[Research] Latent Perceptual Loss (LPL) for Stable Diffusion XL #11573

kashif · 2025-05-18T14:44:19Z

What does this PR do?

An implementation of Latent Perceptual Loss (LPL) for training Stable Diffusion XL models, based on the paper "Boosting Latent Diffusion with Perceptual Objectives" (Berrada et al., 2025). LPL is a perceptual loss that operates in the latent space of a VAE, helping to improve the quality and consistency of generated images by bridging the disconnect between the diffusion model and the autoencoder decoder.

Before submitting

This PR fixes a typo or improves the docs (you can dismiss the other checks if that's the case).
Did you read the contributor guideline?
Did you read our philosophy doc (important for complex PRs)?
Was this discussed/approved via a GitHub issue or the forum? Please add a link to it if that's the case.
Did you make sure to update the documentation with your changes? Here are the
documentation guidelines, and
here are tips on formatting docstrings.
Did you write any new necessary tests?

Who can review?

Anyone in the community is free to review the PR once the tests have passed. Feel free to tag
members/contributors who may be interested in your PR.

HuggingFaceDocBuilderDev · 2025-05-18T14:51:20Z

The docs for this PR live here. All of your documentation changes will be reflected on that endpoint. The docs are available until 30 days after the last update.

sayakpaul

Thank you!
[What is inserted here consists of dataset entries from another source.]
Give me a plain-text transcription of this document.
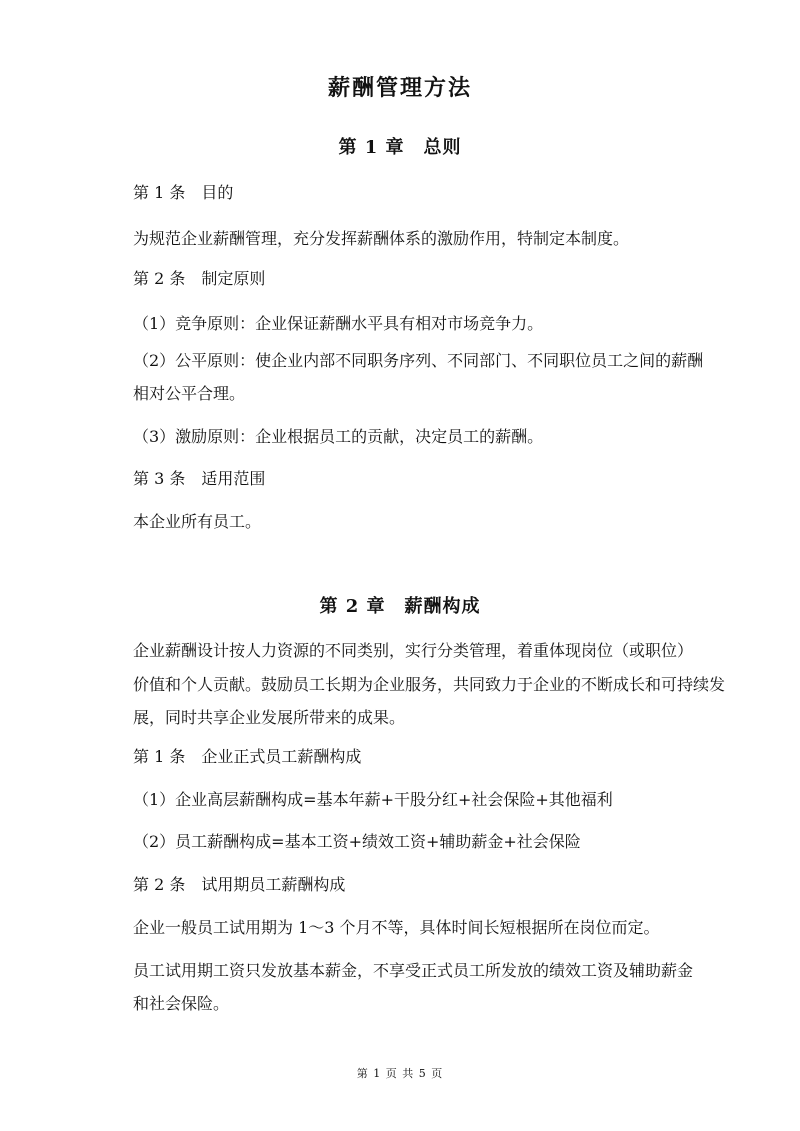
薪酬管理方法
第 1 章　总则
第 1 条　目的
为规范企业薪酬管理，充分发挥薪酬体系的激励作用，特制定本制度。
第 2 条　制定原则
（1）竞争原则：企业保证薪酬水平具有相对市场竞争力。
（2）公平原则：使企业内部不同职务序列、不同部门、不同职位员工之间的薪酬
相对公平合理。
（3）激励原则：企业根据员工的贡献，决定员工的薪酬。
第 3 条　适用范围
本企业所有员工。
第 2 章　薪酬构成
企业薪酬设计按人力资源的不同类别，实行分类管理，着重体现岗位（或职位）
价值和个人贡献。鼓励员工长期为企业服务，共同致力于企业的不断成长和可持续发
展，同时共享企业发展所带来的成果。
第 1 条　企业正式员工薪酬构成
（1）企业高层薪酬构成=基本年薪+干股分红+社会保险+其他福利
（2）员工薪酬构成=基本工资+绩效工资+辅助薪金+社会保险
第 2 条　试用期员工薪酬构成
企业一般员工试用期为 1～3 个月不等，具体时间长短根据所在岗位而定。
员工试用期工资只发放基本薪金，不享受正式员工所发放的绩效工资及辅助薪金
和社会保险。
第 1 页 共 5 页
Very clean stuff!

Should we

Credit the first author for helping with a reference implementation?
Should we apply LoRA on unet instead of full fine-tuning?
Change lpl_sdxl.py to train_sdxl_lpl.py?

Maybe update the PR description with a visual example from full fine-tuning run?

sayakpaul · 2025-05-19T05:42:41Z

examples/research_projects/lpl/README.md

+    # ... other training arguments ...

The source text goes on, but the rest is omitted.